That is what is dragging the international margins down temporarily. The second question is around what is our aspiration on. When you said operating margin, I assume you’re talking about EBITDA margin, EBITDA margin, SIS in the past has demonstrated its capability to deliver stability, 6% EBITDA. We believe that our business model allows us to continue to deliver 6% with some scale benefits, also some cost efficiencies that we are working on. So overall, if you ask me what is your aspiration in terms of EBITDA margin, I would say we want to go back to the 6% EBITDA margin mark, as we have previously demonstrated.

Last question. Around economic activity. I think if I look at my numbers, you know in India across segments we have continued to pick up contracts, you know, types of contracts also included. So I believe that economic activity in India is fairly resilient. I don’t see a downturn or a change. There might be certain pockets that might have witnessed some slowdown. You know, there’s upcoming elections in Bihar. It’s not a very major market for us, but maybe in that part of the country things have slowed down. Government procurement continues to be strong. Major manufacturing, you know, we have picked up contracts last quarter with Tana Steel, with Aditya Birla.

I think core manufacturing looks stable. It looks strong but not growing as much. We don’t see that kind of new demand or booming demand coming from it. Overall I don’t see a big change. Long story short.

Rama Krishna Neti

And can I ask one more question? Is that okay?

Vineet Toshniwal

Yeah, go ahead please.

Rama Krishna Neti

Yeah, so actually I am new in terms of. I’ve started researching on the company since last 2/4 on the Australian operations and the Singapore operations. I understand SIS was having some issues in the past. So as I understand from the annual report and other publicly available sources, just wanted to confirm where are you with respect to those challenges and how those particular segments are positioned now from a futuristic growth perspective.

Rituraj Kishore Sinha

I think fundamentally if you are researching sis, you would have noted we report on page four of our earnings note every quarter the India to international mix.
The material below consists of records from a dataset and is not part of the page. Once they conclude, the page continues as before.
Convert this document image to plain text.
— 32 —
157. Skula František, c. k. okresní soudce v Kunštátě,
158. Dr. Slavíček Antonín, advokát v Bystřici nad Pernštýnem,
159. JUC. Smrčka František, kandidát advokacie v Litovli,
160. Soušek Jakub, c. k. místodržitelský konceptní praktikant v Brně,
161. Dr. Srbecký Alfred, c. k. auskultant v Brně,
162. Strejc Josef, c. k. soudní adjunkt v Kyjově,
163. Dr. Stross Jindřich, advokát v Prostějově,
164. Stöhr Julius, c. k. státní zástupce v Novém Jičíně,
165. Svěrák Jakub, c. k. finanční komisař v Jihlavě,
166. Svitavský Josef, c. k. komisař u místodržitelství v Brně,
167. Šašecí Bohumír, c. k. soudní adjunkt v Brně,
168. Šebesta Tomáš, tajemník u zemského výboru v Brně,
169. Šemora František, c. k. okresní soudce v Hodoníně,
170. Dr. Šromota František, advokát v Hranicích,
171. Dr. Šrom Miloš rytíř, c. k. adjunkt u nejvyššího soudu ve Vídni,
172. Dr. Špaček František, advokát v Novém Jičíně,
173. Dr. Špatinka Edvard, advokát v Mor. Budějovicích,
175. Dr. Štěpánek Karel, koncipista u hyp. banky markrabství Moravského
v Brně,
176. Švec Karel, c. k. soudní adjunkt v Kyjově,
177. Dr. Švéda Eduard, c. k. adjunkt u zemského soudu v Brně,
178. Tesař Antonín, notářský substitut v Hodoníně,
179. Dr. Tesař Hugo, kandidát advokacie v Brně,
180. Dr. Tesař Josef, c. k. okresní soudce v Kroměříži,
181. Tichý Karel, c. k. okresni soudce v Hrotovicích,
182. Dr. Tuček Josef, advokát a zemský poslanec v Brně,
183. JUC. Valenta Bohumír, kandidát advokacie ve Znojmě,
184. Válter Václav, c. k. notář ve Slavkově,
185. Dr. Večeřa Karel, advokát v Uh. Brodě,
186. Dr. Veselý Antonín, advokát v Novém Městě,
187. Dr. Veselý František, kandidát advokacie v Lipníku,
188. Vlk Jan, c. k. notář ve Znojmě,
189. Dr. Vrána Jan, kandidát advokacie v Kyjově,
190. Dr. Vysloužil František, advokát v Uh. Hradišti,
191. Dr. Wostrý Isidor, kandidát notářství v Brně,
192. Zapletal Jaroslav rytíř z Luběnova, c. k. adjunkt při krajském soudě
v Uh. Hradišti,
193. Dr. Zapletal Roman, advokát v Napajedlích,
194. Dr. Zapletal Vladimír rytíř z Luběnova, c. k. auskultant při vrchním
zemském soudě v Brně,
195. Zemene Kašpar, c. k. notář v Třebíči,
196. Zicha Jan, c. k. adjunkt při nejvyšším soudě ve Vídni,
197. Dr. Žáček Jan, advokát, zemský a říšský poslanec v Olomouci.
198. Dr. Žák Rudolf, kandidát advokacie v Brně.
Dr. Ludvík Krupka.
So as of the latest quarter Q1FY26, 70% of our EBITDA comes from Indian operations and roughly 60% of our revenue comes from Indian operations. India is growing fairly well and we believe that, you know, we will be in double digit growth this year. Probably next quarter result will make it more clear whether it is initial double digits or mid double digits or how it’s looking. As far as international is concerned.

We do not have any significant crises, I would say in the international part of the business as well. MSS as you have noted earlier is going very strong. International security reported a 19% year on year growth in first quarter. Right. They have done exceedingly well on growth. There are challenges around SXP and the margins of SXP, but that is 1 out of the 4 SBUs. Our international business is approximately 1 billion Australian dollars annualized. Like I said earlier, SXP is close to 100 something. So let’s put it that the problem lies in 10% of our international business or maybe 3, 4% revenue of our global business.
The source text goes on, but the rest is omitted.